Three months later, Beth has saved up enough money to visit Boogie at the Boys Home by not drinking alcohol. The whole family, except for the eldest son, Nig, goes on the trip with an intricate picnic for which Beth paid. On the way, they encounter rich, Pākeha—or, white—neighborhoods and Beth’s old village that maintained Māori traditions and culture. These two sights enrage Jake and make him feel inferior for being poor, having to rent a car instead of owning one, and being reminded of his childhood where he was stigmatized for having an enslaved person as an ancestor. The trip derails from its destination, and the family never visits Boogie in the end. Instead, Jake takes them all to McClutchy’s. He and (eventually) Beth get drunk, and the people at the bar devour the picnic unceremoniously.

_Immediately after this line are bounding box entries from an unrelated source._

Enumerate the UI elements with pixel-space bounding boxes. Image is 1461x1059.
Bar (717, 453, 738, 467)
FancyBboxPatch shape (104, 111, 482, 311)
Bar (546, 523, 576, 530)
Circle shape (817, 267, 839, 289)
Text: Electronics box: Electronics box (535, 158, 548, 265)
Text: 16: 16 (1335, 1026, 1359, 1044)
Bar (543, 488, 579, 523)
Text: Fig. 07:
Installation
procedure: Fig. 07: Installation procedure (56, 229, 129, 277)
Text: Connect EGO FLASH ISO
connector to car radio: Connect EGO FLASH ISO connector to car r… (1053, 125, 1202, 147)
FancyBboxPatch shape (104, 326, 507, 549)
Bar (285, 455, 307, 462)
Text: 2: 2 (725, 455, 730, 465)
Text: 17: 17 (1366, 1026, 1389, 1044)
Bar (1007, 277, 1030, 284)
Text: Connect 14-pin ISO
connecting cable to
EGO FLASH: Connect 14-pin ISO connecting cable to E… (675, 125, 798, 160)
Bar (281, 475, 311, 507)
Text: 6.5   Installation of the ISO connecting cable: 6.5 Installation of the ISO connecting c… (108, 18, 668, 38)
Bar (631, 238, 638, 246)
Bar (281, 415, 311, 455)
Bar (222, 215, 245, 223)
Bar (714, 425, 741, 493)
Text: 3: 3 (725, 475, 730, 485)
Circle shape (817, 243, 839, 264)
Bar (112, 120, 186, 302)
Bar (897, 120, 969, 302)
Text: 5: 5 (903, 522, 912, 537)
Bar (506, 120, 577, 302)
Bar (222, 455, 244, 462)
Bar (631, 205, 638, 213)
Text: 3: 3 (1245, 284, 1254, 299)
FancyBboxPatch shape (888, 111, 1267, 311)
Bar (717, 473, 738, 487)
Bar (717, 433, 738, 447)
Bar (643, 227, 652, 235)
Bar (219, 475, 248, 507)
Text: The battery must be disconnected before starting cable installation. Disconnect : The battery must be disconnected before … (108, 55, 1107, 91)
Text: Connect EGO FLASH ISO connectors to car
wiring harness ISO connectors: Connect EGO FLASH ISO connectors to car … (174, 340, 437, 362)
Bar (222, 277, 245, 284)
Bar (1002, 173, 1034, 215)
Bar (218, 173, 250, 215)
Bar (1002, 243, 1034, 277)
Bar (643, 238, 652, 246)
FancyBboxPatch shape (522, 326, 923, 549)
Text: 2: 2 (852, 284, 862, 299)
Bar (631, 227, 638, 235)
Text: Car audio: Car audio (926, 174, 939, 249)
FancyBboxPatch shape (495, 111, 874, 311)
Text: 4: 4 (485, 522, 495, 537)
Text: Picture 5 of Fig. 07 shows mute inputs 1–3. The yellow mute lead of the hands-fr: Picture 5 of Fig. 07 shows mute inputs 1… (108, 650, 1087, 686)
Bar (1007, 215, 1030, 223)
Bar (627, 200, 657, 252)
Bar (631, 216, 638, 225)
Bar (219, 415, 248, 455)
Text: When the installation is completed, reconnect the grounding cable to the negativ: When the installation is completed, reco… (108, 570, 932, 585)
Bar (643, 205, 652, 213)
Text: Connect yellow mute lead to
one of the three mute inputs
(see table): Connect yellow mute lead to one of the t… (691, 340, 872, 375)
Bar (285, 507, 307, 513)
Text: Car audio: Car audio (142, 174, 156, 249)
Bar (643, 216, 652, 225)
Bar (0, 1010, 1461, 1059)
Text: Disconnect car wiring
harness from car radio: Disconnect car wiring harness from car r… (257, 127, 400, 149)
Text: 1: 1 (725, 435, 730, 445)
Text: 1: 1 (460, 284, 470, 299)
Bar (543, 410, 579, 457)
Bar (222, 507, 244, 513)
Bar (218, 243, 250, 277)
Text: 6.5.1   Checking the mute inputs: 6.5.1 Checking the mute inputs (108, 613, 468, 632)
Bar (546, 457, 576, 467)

The children return home without their parents, and Grace meets with her friend, Toot. She intimates that the man who raped her the first time has done so more than once since. When she leaves Toot, she goes once more to the Trambert estate, thinking of wasted potential. She hangs herself from their tree. The male elders of Beth’s clan take charge of Grace’s funeral, and for three days, they conduct a traditional Māori funeral, filled with hymns, hakas (a ceremonial dance), and speeches spoken in their ancestral language, which Beth and her family do not understand. Though Beth grieves for her lost daughter, she finds solace and strength in their traditions.
Nig misses his younger sister’s funeral because he’s being inducted into the Brown Fist gang, and Jimmy Bad Horse does not allow him to go to Grace’s burial when Nig requests it. Beth, meanwhile, is given Grace’s suicide note, which details Jake as her possible rapist. Beth accuses Jake in front of all his friends, who hitherto sympathized with his loss. Jake is shaken both by the accusation and by how one of his friends managed to defeat him with one punch. He becomes unhoused as he is no longer welcome in Beth’s house, at his friend’s home, or in the shared home for people with alcohol addictions. He builds a hut in Samuel Marsden Park and establishes a friendship with a street kid named Cody McClean.
After Jake leaves, Beth undertakes a change in her community by creating a “Self-help” movement. She feeds the hungry children, sets up a library in her living room with teach-yourself books, and has weekly gatherings at her home led by the paramount chief, Te Tupaea, so that he can teach the Māori of Pine Block about their history and culture. Gradually, hundreds come to participate in these meetings and reclaim their sense of identity. When Nig dies in a gang fight, the funeral that his mother holds for him has 400 people coming together, grieving but proud. From the forest bordering the cemetery, Jake looks on and weeps for the loss of his son, as 400 voices sing and send off Nig to his ancestors.